Moreover, barely some studies of the obesity paradox in HF account for N-terminal pro-brain natriuretic peptide (NT-proBNP) levels, a prognostic biomarker in HF. Based on this data, there is an urgent need for other anthropometric indices to BMI, such as the waist-to-height ratio (WHtR) in patients with HF or other CVDs.
About the study
In the present study, researchers assessed how the new anthropometric index, WHtR impacts the obesity paradox in HF patients. To this end, they performed a posthoc analysis of the PARADIGM-HF trial, a randomized controlled trial (RCT) conducted across 47 countries. This trial evaluated the effectiveness of the angiotensin receptor–neprilysin inhibitor (ARNI) vis-à-vis enalapril in chronic HF patients with reduced ejection fraction (HFrEF).
Results
The National Institute for Health and Care Excellence in the United Kingdom (NICE) highlighted WHtR as a good predictor for the development of CVD, with a more accurate estimate of central adiposity than BMI, across patients of all ethnicities and with gender-related differences. Conversely, waist circumference and waist-to-hip ratio require more assessment because they accurately reflect central obesity but not skeletal muscle mass.
So, a man with 185 cm height and 91cm waist circumference (measured above the navel) has a WHtR of 0.49 and falls into the category of patients with no increased health risk. Based on data from healthy individuals, the NICE guideline recommends maintaining a waist measurement of less than half your height to lower the risk of HF.
Despite embedding multivariable analyses for prognosis-related factors, e.g., NT-proBNP, the present study results showed no new evidence concerning obesity paradox in HFrEF patients by BMI or WHtR anthropometric indices measurements. However, it showed that the WHtR-assessed adiposity eliminated the obesity paradox but increased the risk of HF hospitalization. In any case, this paradox was never intended to anticipate hospitalizations caused by HF.
The possible explanation for the observed differences is that the WHtR reflects pathophysiological processes, e.g., body fat distribution, more precisely because waist circumference indicates central obesity. On the other hand, BMI accounts for both height and body weight. The former varies with ethnicity, gender, and skeletal weight, whereas pathological conditions, such as edema, influence body weight quite strongly.

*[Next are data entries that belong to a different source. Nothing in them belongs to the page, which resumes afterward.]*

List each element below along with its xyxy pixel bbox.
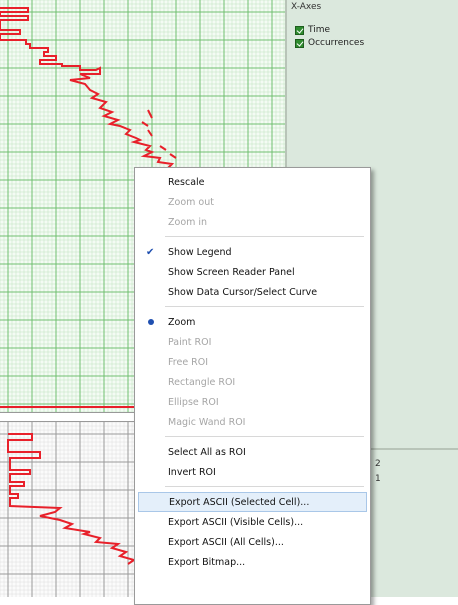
legend-item-time[interactable]: Time [295,25,330,35]
menu-separator [165,306,364,307]
menu-item-export-ascii-selected[interactable]: Export ASCII (Selected Cell)... [138,492,367,512]
menu-item-label: Select All as ROI [168,446,246,458]
menu-item-label: Free ROI [168,356,209,368]
menu-item-label: Export ASCII (All Cells)... [168,536,284,548]
lower-value: 2 [375,459,381,469]
checkbox-checked-icon[interactable] [295,25,304,35]
menu-separator [165,436,364,437]
menu-item-label: Zoom out [168,196,214,208]
menu-item-export-ascii-all[interactable]: Export ASCII (All Cells)... [138,532,367,552]
checkmark-icon: ✔ [146,246,155,258]
menu-item-label: Invert ROI [168,466,216,478]
menu-item-label: Paint ROI [168,336,212,348]
menu-item-label: Zoom in [168,216,208,228]
menu-item-paint-roi[interactable]: Paint ROI [138,332,367,352]
menu-item-export-bitmap[interactable]: Export Bitmap... [138,552,367,572]
menu-item-export-ascii-visible[interactable]: Export ASCII (Visible Cells)... [138,512,367,532]
menu-item-free-roi[interactable]: Free ROI [138,352,367,372]
legend-item-occurrences[interactable]: Occurrences [295,38,364,48]
menu-item-zoom-out[interactable]: Zoom out [138,192,367,212]
menu-item-select-all-roi[interactable]: Select All as ROI [138,442,367,462]
menu-item-label: Export ASCII (Selected Cell)... [169,496,310,508]
menu-item-label: Export Bitmap... [168,556,246,568]
data-curve-segment [147,109,153,119]
checkbox-checked-icon[interactable] [295,38,304,48]
menu-item-invert-roi[interactable]: Invert ROI [138,462,367,482]
menu-item-magic-wand-roi[interactable]: Magic Wand ROI [138,412,367,432]
data-curve [7,433,137,565]
menu-item-label: Rescale [168,176,205,188]
menu-item-label: Export ASCII (Visible Cells)... [168,516,304,528]
menu-item-label: Show Data Cursor/Select Curve [168,286,318,298]
xaxes-label: X-Axes [291,2,322,12]
menu-item-label: Show Legend [168,246,232,258]
lower-value: 1 [375,474,381,484]
menu-item-label: Magic Wand ROI [168,416,246,428]
menu-item-ellipse-roi[interactable]: Ellipse ROI [138,392,367,412]
menu-item-show-data-cursor[interactable]: Show Data Cursor/Select Curve [138,282,367,302]
menu-item-rectangle-roi[interactable]: Rectangle ROI [138,372,367,392]
legend-item-label: Time [308,25,331,35]
menu-separator [165,486,364,487]
menu-separator [165,236,364,237]
menu-item-label: Show Screen Reader Panel [168,266,295,278]
menu-item-show-screen-reader-panel[interactable]: Show Screen Reader Panel [138,262,367,282]
radio-selected-icon [148,319,154,325]
menu-item-rescale[interactable]: Rescale [138,172,367,192]
menu-item-label: Zoom [168,316,196,328]
data-curve-segment [147,129,153,137]
menu-item-zoom[interactable]: Zoom [138,312,367,332]
menu-item-show-legend[interactable]: ✔ Show Legend [138,242,367,262]
menu-item-label: Rectangle ROI [168,376,236,388]
legend-item-label: Occurrences [308,38,365,48]
menu-item-label: Ellipse ROI [168,396,219,408]
menu-item-zoom-in[interactable]: Zoom in [138,212,367,232]
context-menu: Rescale Zoom out Zoom in ✔ Show Legend S… [134,167,371,605]
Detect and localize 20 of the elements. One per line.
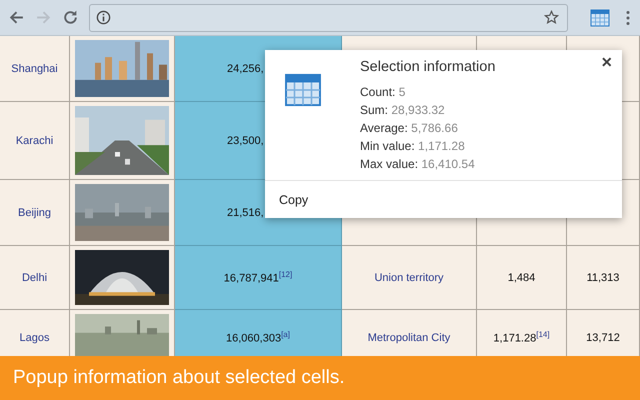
city-link[interactable]: Lagos — [20, 332, 50, 344]
stat-line: Sum: 28,933.32 — [360, 102, 446, 119]
stat-line: Max value: 16,410.54 — [360, 156, 476, 173]
territory-link[interactable]: Union territory — [374, 272, 444, 284]
table-cell: 11,313 — [567, 246, 640, 310]
caption-banner: Popup information about selected cells. — [0, 356, 640, 400]
stat-line: Average: 5,786.66 — [360, 120, 459, 137]
table-cell: 16,060,303$^{[a]}$ — [175, 310, 342, 356]
close-button[interactable]: × — [597, 52, 616, 73]
table-cell: 16,787,941$^{[12]}$ — [175, 246, 342, 310]
stat-line: Count: 5 — [360, 84, 406, 101]
popup-title: Selection information — [360, 59, 496, 75]
city-link[interactable]: Delhi — [22, 272, 48, 284]
table-cell: 1,484 — [477, 246, 567, 310]
stat-line: Min value: 1,171.28 — [360, 138, 466, 155]
city-link[interactable]: Karachi — [16, 134, 54, 146]
city-link[interactable]: Beijing — [18, 206, 52, 218]
copy-button[interactable]: Copy — [279, 191, 308, 209]
territory-link[interactable]: Metropolitan City — [368, 332, 450, 344]
city-link[interactable]: Shanghai — [11, 62, 58, 74]
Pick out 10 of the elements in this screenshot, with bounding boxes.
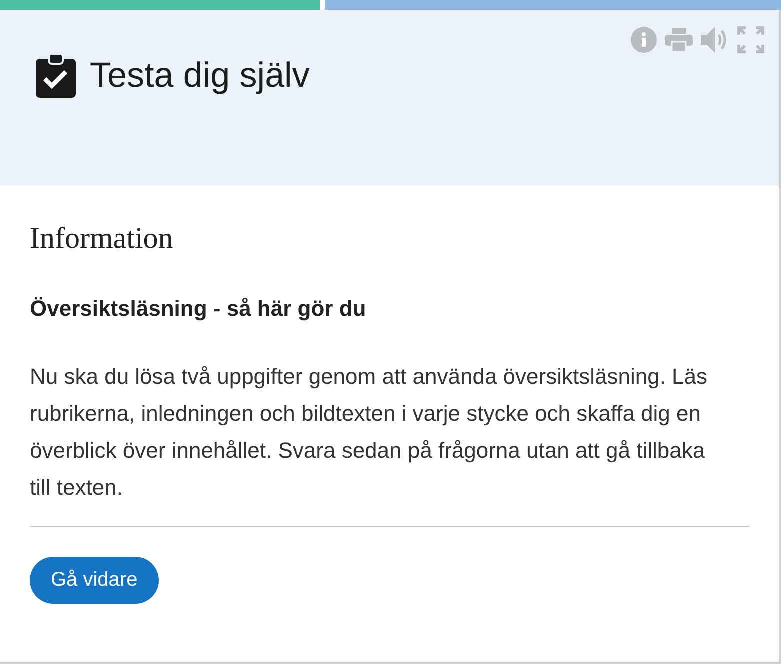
continue-button[interactable]: Gå vidare [30,557,159,604]
instruction-text: Nu ska du lösa två uppgifter genom att använda översiktsläsning. Läs rubrikerna, inledningen och bildtexten i varje stycke och skaffa dig en överblick över innehållet. Svara sedan på frågorna utan att gå tillbaka till texten. [30,363,709,502]
section-heading: Information [30,222,174,256]
fullscreen-icon[interactable] [737,26,765,54]
page-title: Testa dig själv [90,56,310,96]
clipboard-check-icon [36,54,76,98]
section-subheading: Översiktsläsning - så här gör du [30,296,368,322]
info-icon[interactable] [631,27,657,53]
speaker-icon[interactable] [701,27,729,53]
print-icon[interactable] [665,28,693,52]
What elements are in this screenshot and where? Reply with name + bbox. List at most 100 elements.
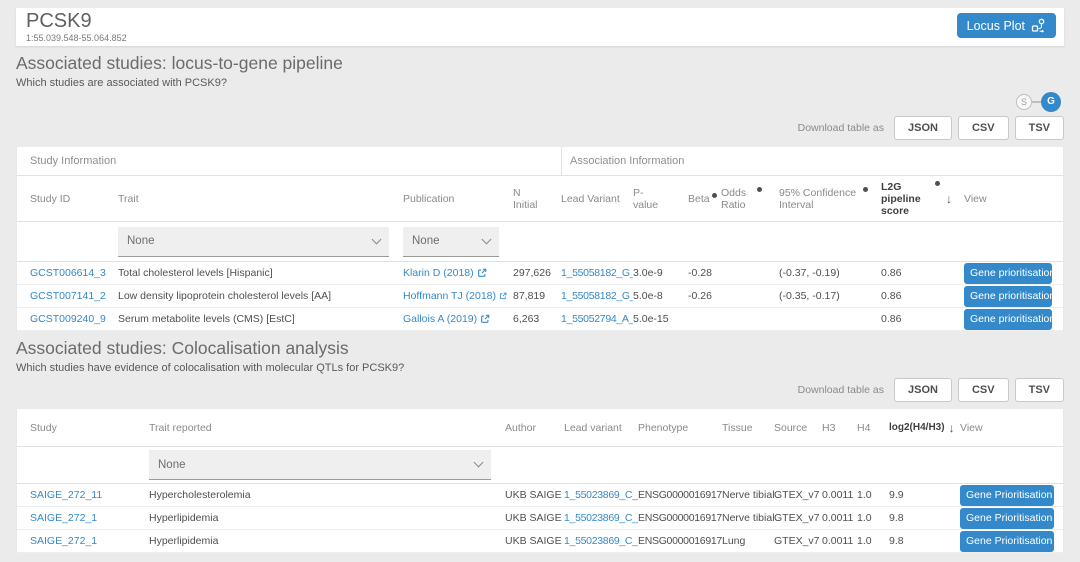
trait-reported-cell: Hyperlipidemia — [149, 535, 505, 547]
col-h4: H4 — [857, 422, 889, 434]
l2g-filter-row: None None — [17, 222, 1063, 262]
publication-link[interactable]: Klarin D (2018) — [403, 267, 513, 279]
phenotype-cell: ENSG00000169174 — [638, 535, 722, 547]
l2g-column-header-row: Study ID Trait Publication N Initial Lea… — [17, 176, 1063, 222]
download-csv-button[interactable]: CSV — [958, 116, 1009, 140]
publication-filter-value: None — [412, 235, 440, 247]
l2g-download-row: Download table as JSON CSV TSV — [16, 116, 1064, 140]
n-initial-cell: 87,819 — [513, 290, 561, 302]
col-beta-label: Beta — [688, 193, 710, 205]
info-icon[interactable] — [935, 181, 940, 186]
download-json-button[interactable]: JSON — [894, 378, 952, 402]
info-icon[interactable] — [757, 187, 762, 192]
col-source: Source — [774, 422, 822, 434]
author-cell: UKB SAIGE — [505, 535, 564, 547]
lead-variant-link[interactable]: 1_55052794_A_G — [561, 313, 633, 325]
trait-reported-filter-select[interactable]: None — [149, 450, 491, 480]
trait-cell: Low density lipoprotein cholesterol leve… — [118, 290, 403, 302]
study-link[interactable]: SAIGE_272_1 — [17, 512, 149, 524]
table-row: GCST006614_3 Total cholesterol levels [H… — [17, 262, 1063, 285]
gene-prioritisation-button[interactable]: Gene Prioritisation — [960, 485, 1054, 506]
trait-filter-select[interactable]: None — [118, 227, 389, 257]
locus-plot-label: Locus Plot — [967, 19, 1025, 33]
table-row: SAIGE_272_1 Hyperlipidemia UKB SAIGE 1_5… — [17, 507, 1063, 530]
beta-cell: -0.28 — [688, 267, 721, 279]
coloc-filter-row: None — [17, 447, 1063, 484]
l2g-score-cell: 0.86 — [881, 267, 946, 279]
col-beta: Beta — [688, 193, 721, 205]
col-log2-label: log2(H4/H3) — [889, 422, 945, 434]
study-link[interactable]: SAIGE_272_1 — [17, 535, 149, 547]
sort-desc-icon[interactable]: ↓ — [946, 193, 964, 205]
download-json-button[interactable]: JSON — [894, 116, 952, 140]
trait-cell: Total cholesterol levels [Hispanic] — [118, 267, 403, 279]
coloc-section-subtitle: Which studies have evidence of colocalis… — [16, 362, 1064, 374]
col-lead-variant: Lead variant — [564, 422, 638, 434]
download-tsv-button[interactable]: TSV — [1015, 378, 1064, 402]
col-trait: Trait — [118, 193, 403, 205]
info-icon[interactable] — [712, 193, 717, 198]
download-tsv-button[interactable]: TSV — [1015, 116, 1064, 140]
chevron-down-icon — [482, 234, 492, 244]
publication-text: Hoffmann TJ (2018) — [403, 290, 496, 302]
toggle-study-button[interactable]: S — [1016, 94, 1032, 110]
study-gene-toggle: S G — [16, 91, 1064, 112]
external-link-icon — [499, 291, 507, 301]
page: PCSK9 1:55.039.548-55.064.852 Locus Plot… — [0, 0, 1080, 553]
lead-variant-link[interactable]: 1_55023869_C_T — [564, 489, 638, 501]
log2-cell: 9.8 — [889, 535, 960, 547]
sort-desc-icon[interactable]: ↓ — [949, 422, 955, 434]
download-csv-button[interactable]: CSV — [958, 378, 1009, 402]
phenotype-cell: ENSG00000169174 — [638, 512, 722, 524]
author-cell: UKB SAIGE — [505, 489, 564, 501]
col-log2: log2(H4/H3) ↓ — [889, 422, 960, 434]
col-trait-reported: Trait reported — [149, 422, 505, 434]
p-value-cell: 3.0e-9 — [633, 267, 688, 279]
col-study: Study — [17, 422, 149, 434]
lead-variant-link[interactable]: 1_55023869_C_T — [564, 512, 638, 524]
tissue-cell: Lung — [722, 535, 774, 547]
gene-prioritisation-button[interactable]: Gene prioritisation — [964, 309, 1052, 330]
trait-filter-value: None — [127, 235, 155, 247]
col-phenotype: Phenotype — [638, 422, 722, 434]
external-link-icon — [477, 268, 487, 278]
col-study-id: Study ID — [17, 193, 118, 205]
trait-reported-filter-value: None — [158, 459, 186, 471]
h3-cell: 0.0011 — [822, 512, 857, 524]
group-header-association-information: Association Information — [561, 147, 1063, 175]
toggle-gene-button[interactable]: G — [1041, 92, 1061, 112]
log2-cell: 9.8 — [889, 512, 960, 524]
gene-prioritisation-button[interactable]: Gene Prioritisation — [960, 508, 1054, 529]
locus-plot-button[interactable]: Locus Plot — [957, 13, 1056, 38]
l2g-group-header-row: Study Information Association Informatio… — [17, 147, 1063, 176]
h4-cell: 1.0 — [857, 535, 889, 547]
study-id-link[interactable]: GCST009240_9 — [17, 313, 118, 325]
beta-cell: -0.26 — [688, 290, 721, 302]
external-link-icon — [480, 314, 490, 324]
publication-filter-select[interactable]: None — [403, 227, 499, 257]
gene-prioritisation-button[interactable]: Gene prioritisation — [964, 263, 1052, 284]
trait-reported-cell: Hypercholesterolemia — [149, 489, 505, 501]
gene-prioritisation-button[interactable]: Gene prioritisation — [964, 286, 1052, 307]
coloc-table: Study Trait reported Author Lead variant… — [16, 409, 1064, 553]
gene-prioritisation-button[interactable]: Gene Prioritisation — [960, 531, 1054, 552]
info-icon[interactable] — [863, 187, 868, 192]
table-row: SAIGE_272_1 Hyperlipidemia UKB SAIGE 1_5… — [17, 530, 1063, 553]
lead-variant-link[interactable]: 1_55058182_G_A — [561, 290, 633, 302]
publication-link[interactable]: Gallois A (2019) — [403, 313, 513, 325]
study-id-link[interactable]: GCST007141_2 — [17, 290, 118, 302]
publication-link[interactable]: Hoffmann TJ (2018) — [403, 290, 513, 302]
publication-text: Gallois A (2019) — [403, 313, 477, 325]
lead-variant-link[interactable]: 1_55058182_G_A — [561, 267, 633, 279]
study-link[interactable]: SAIGE_272_11 — [17, 489, 149, 501]
l2g-score-cell: 0.86 — [881, 313, 946, 325]
l2g-section-subtitle: Which studies are associated with PCSK9? — [16, 77, 1064, 89]
col-confidence-interval-label: 95% Confidence Interval — [779, 187, 861, 211]
source-cell: GTEX_v7 — [774, 512, 822, 524]
lead-variant-link[interactable]: 1_55023869_C_T — [564, 535, 638, 547]
trait-cell: Serum metabolite levels (CMS) [EstC] — [118, 313, 403, 325]
l2g-table: Study Information Association Informatio… — [16, 147, 1064, 331]
study-id-link[interactable]: GCST006614_3 — [17, 267, 118, 279]
n-initial-cell: 6,263 — [513, 313, 561, 325]
h3-cell: 0.0011 — [822, 489, 857, 501]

Additionally, the authors mentioned that the benefits of ARNI treatment do not vary across groups by BMI or WHtR indices measurements, so it is unlikely that obese patients benefit more from this treatment.
Conclusions
The current study raised the need for revisiting the obesity paradox in HF patients with preserved ejection fraction (HFpEF) and lean HF patients by WHtR, which better reflects pathophysiological processes of obesity, but also further tests are warranted to validate the effect of weight loss in ‘truly’ obese HF patients with a high WHtR.
Intriguingly, the researchers could not extrapolate the study findings to emaciated patients with a BMI less than 18.5 kg/m2 enrolled in the PARADIGM-HF trial. Notably, Asians have lower levels of BMI. Though few, these patients are one of those population subsets that highlight the importance of the obesity paradox. Also, they did not use WHtR cut-off values recommended in the NICE guidelines. While it could help manage obesity and lifestyle-related diseases in healthy people, further research is needed to determine the appropriate cut-off values for WHtR in HF patients.
More importantly, WHtR reflects central obesity but cannot specify ‘sarcopenic obesity,’ a pathological condition involving fat accumulations despite reduced skeletal muscle mass. Thus, combining WHtR measurements with dual-energy X-ray absorptiometry (DEXA) or bioelectrical impedance analysis (BIA), two skeletal muscle mass evaluation methods, might help attain better stratification of risk in HFrEF patients.